The sensor also makes a difference. Laser sensors are often used in traditional mice, and while these sensors work on more surfaces than optical sensors, they’re prone to losing accuracy when moving fast. And as every gamer knows, when you’re moving fast is exactly when you need your accuracy. As a result, the optical sensors used in most gaming mice are superior where gaming is concerned.

Extra buttons, macro options, and different grips

This is a fairly straightforward section, and another area that benefits gamers more than casual users. Gaming mice aren’t exactly shy when it comes to adding extra buttons. There are few gaming mice which don’t have any additional buttons, most usually found around the side, where the thumb rests. These buttons are often programmable, so you can assign them to macros, or just assign them to specific abilities or controls in your favorite games.

In addition, there’s an even more niche option available with many gaming mice; support for different grip styles. You’re probably most familiar with the palm grip method of holding a mouse, where the whole hand rests on the mouse, but did you know there are two more methods too?

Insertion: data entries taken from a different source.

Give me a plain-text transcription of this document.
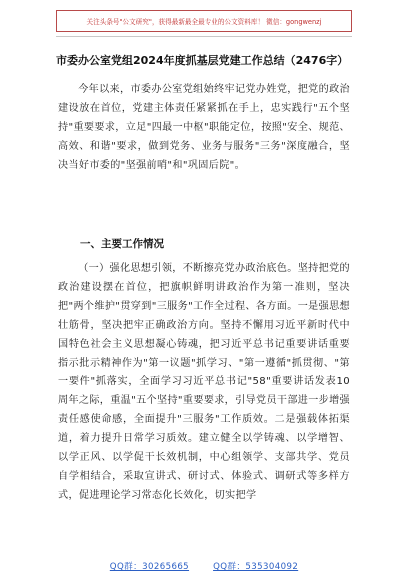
关注头条号"公文研究"，获得最新最全最专业的公文资料库！ 微信：gongwenzj
市委办公室党组2024年度抓基层党建工作总结（2476字）

今年以来，市委办公室党组始终牢记党办姓党，把党的政治建设放在首位，党建主体责任紧紧抓在手上，忠实践行"五个坚持"重要要求，立足"四最一中枢"职能定位，按照"安全、规范、高效、和谐"要求，做到党务、业务与服务"三务"深度融合，坚决当好市委的"坚强前哨"和"巩固后院"。

一、主要工作情况

（一）强化思想引领，不断擦亮党办政治底色。坚持把党的政治建设摆在首位，把旗帜鲜明讲政治作为第一准则，坚决把"两个维护"贯穿到"三服务"工作全过程、各方面。一是强思想壮筋骨，坚决把牢正确政治方向。坚持不懈用习近平新时代中国特色社会主义思想凝心铸魂，把习近平总书记重要讲话重要指示批示精神作为"第一议题"抓学习、"第一遵循"抓贯彻、"第一要件"抓落实，全面学习习近平总书记"58"重要讲话发表10周年之际，重温"五个坚持"重要要求，引导党员干部进一步增强责任感使命感，全面提升"三服务"工作质效。二是强载体拓渠道，着力提升日常学习质效。建立健全以学铸魂、以学增智、以学正风、以学促干长效机制，中心组领学、支部共学、党员自学相结合，采取宣讲式、研讨式、体验式、调研式等多样方式，促进理论学习常态化长效化，切实把学

QQ群：30265665	QQ群：535304092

The claw grip is beloved by competitive gamers, as it allows for extra precision while clicking, and has the fingers curled back from the palm grip. Lastly, there’s the fingertip grip, where the hand is elevated, with only the fingertips touching the mouse. This gives the most control, but has the downside of being more tiring. Different gaming mice will suit different types of grip, and if you’re a claw or fingertip user, then you’re going to want a mouse that suits you.

Software support

The last point to consider is something of a big one, even though it doesn’t initially seem like it: Software support.

It goes without saying that traditional mice don’t have software support. They’re plug-and-play, put them in and they work. In a way, that’s an advantage, because it means users aren’t swamped with options they don’t want or need.

But on a gaming mouse? Oh, you absolutely want and need those options. Many of the above advantages are tied into each mouse’s software, from adjusting DPI (mouse speed), controlling RGB lighting, and even handling software updates for your mouse.